Lalu bagaimana dengan mereka yang tidak beriman tetapi tetap membela Rasulullah? Untuk mereka yang tidak beriman dan tetap membela Rasulullah, sikap mereka merupakan budaya yang sudah terbentuk sejak zaman jahiliyyah (al-hamiyyah al-jahiliyyah). Sebuah sikap pembelaan setia (fanatisme) untuk membela golongan sendiri, tidak peduli yang dibela itu berada dalam jalan yang benar atau salah. Jadi, perlindungan mereka bukan karena misi kerasulan, tapi karena hubungan kekerabatan. (lihat Al-Buthi, Fiqh al-Sirah, hal. 88)


Masuk Islam Bukan Karena Tujuan Duniawi


Pembelaan orang-orang Muslim terhadap Rasulullah sampai harus merasakan kelaparan, kemiskinan, segala bentuk penderitaan lainnya, merupakan bukti bahwa tujuan masuk Islam mereka bukan karena alasan ekonomi. Bahkan, dalam peristiwa hijrah, banyak para sahabat yang meninggalkan seluruh harta yang mereka miliki. Setelah hijrah itu, tidak sedikit para sahabat konglomerat yang tiba-tiba menjadi miskin papa.
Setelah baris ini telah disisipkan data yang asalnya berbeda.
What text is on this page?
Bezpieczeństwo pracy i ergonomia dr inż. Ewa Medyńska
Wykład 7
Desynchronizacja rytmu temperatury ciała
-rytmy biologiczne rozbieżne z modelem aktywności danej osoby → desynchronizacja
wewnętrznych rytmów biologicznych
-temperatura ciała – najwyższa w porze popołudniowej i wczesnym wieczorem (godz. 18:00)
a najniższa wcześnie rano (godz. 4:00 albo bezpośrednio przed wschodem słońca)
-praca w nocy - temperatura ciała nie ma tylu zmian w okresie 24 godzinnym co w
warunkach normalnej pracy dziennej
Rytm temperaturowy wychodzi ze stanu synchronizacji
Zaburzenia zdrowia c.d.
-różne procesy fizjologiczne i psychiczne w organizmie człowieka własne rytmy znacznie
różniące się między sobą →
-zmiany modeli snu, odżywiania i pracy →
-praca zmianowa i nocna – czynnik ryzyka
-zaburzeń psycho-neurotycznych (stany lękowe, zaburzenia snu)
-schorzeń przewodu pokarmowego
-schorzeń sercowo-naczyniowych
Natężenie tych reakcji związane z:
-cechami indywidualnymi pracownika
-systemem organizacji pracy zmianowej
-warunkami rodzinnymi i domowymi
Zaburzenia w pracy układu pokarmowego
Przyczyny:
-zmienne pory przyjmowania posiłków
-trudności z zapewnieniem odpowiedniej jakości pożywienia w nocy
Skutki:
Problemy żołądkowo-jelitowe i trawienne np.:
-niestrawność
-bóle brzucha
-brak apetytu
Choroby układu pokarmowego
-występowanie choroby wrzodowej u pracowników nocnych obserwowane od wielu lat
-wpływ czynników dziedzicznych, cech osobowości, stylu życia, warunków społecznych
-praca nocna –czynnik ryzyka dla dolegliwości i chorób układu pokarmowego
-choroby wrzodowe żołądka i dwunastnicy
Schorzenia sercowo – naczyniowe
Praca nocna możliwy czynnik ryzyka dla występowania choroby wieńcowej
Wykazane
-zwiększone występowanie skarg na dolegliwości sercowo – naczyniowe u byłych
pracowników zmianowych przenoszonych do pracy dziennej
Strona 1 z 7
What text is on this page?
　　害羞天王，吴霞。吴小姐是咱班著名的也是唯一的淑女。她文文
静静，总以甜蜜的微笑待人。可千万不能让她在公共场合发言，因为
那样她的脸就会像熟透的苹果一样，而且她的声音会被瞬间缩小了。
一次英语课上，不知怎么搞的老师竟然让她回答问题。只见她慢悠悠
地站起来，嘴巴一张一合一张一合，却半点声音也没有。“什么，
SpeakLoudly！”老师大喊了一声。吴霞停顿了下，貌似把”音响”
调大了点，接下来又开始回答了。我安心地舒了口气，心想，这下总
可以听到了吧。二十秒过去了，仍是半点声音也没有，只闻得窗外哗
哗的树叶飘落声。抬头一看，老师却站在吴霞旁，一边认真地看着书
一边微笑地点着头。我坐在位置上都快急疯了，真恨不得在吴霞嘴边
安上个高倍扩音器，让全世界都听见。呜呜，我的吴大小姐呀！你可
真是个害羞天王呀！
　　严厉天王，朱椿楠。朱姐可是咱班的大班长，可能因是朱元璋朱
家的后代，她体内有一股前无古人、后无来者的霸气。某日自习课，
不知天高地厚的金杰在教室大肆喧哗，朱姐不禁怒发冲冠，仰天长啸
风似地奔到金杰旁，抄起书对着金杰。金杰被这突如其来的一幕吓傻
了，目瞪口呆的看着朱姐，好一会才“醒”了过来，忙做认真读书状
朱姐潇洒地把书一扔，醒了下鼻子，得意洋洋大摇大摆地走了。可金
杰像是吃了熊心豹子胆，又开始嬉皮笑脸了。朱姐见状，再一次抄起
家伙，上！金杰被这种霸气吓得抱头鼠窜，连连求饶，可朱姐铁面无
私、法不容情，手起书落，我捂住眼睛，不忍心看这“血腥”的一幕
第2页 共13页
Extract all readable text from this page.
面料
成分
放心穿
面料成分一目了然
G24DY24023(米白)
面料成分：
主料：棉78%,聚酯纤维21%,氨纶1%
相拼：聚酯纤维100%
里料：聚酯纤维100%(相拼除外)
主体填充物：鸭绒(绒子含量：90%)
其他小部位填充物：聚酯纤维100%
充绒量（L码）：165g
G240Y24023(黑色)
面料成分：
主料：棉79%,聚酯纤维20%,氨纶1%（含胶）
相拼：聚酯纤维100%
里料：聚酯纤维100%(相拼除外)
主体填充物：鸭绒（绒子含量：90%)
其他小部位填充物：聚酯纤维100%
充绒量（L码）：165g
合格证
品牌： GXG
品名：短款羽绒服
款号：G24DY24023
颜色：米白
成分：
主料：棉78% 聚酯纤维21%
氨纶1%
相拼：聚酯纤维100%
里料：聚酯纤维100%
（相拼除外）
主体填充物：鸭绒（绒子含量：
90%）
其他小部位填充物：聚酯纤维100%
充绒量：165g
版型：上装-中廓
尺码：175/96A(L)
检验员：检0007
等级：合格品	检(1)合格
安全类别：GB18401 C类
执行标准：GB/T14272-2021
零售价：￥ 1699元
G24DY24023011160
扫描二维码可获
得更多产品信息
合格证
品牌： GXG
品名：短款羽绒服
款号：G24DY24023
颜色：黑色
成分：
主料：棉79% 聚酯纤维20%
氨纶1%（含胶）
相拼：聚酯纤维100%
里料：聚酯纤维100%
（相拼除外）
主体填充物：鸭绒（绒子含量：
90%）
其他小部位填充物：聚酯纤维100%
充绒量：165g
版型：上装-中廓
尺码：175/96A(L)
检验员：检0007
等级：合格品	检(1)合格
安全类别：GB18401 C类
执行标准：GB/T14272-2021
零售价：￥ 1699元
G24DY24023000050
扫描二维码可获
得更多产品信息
Menurut Syekh Said Ramadhan al-Buthi (w. 2013 M), fakta di atas menjadi bukti atas niat orang-orang yang masuk Islam memang murni karena Allah. Bukan tujuan duniawi. Persoalan nasib ekonomi mereka membaik setelah masuk Islam dibanding sebelum masuk Islam, itu adalah kehendak Allah. Bukan menjadi motif mereka masuk Islam.


Pasalnya, pada masa-masa awal dakwah di Makkah, mereka yang memeluk Islam banyak dari kalangan fakir miskin, budak, dan orang-orang lemah. Setelah mereka masuk Islam, Allah mengangkat nasib ekonomi mereka dan hidup berkecukupan. Begitu pun setelah Islam berhasil menaklukkan beberapa wilayah, kehidupan para sahabat menjadi lebih mapan.


Tapi, sekali lagi, fakta ini tidak menunjukkan watak hedonisme mereka, yang mau masuk Islam demi kepentingan dunia. (lihat Al-Buthi, Fiqh al-Sirah, hal. 90)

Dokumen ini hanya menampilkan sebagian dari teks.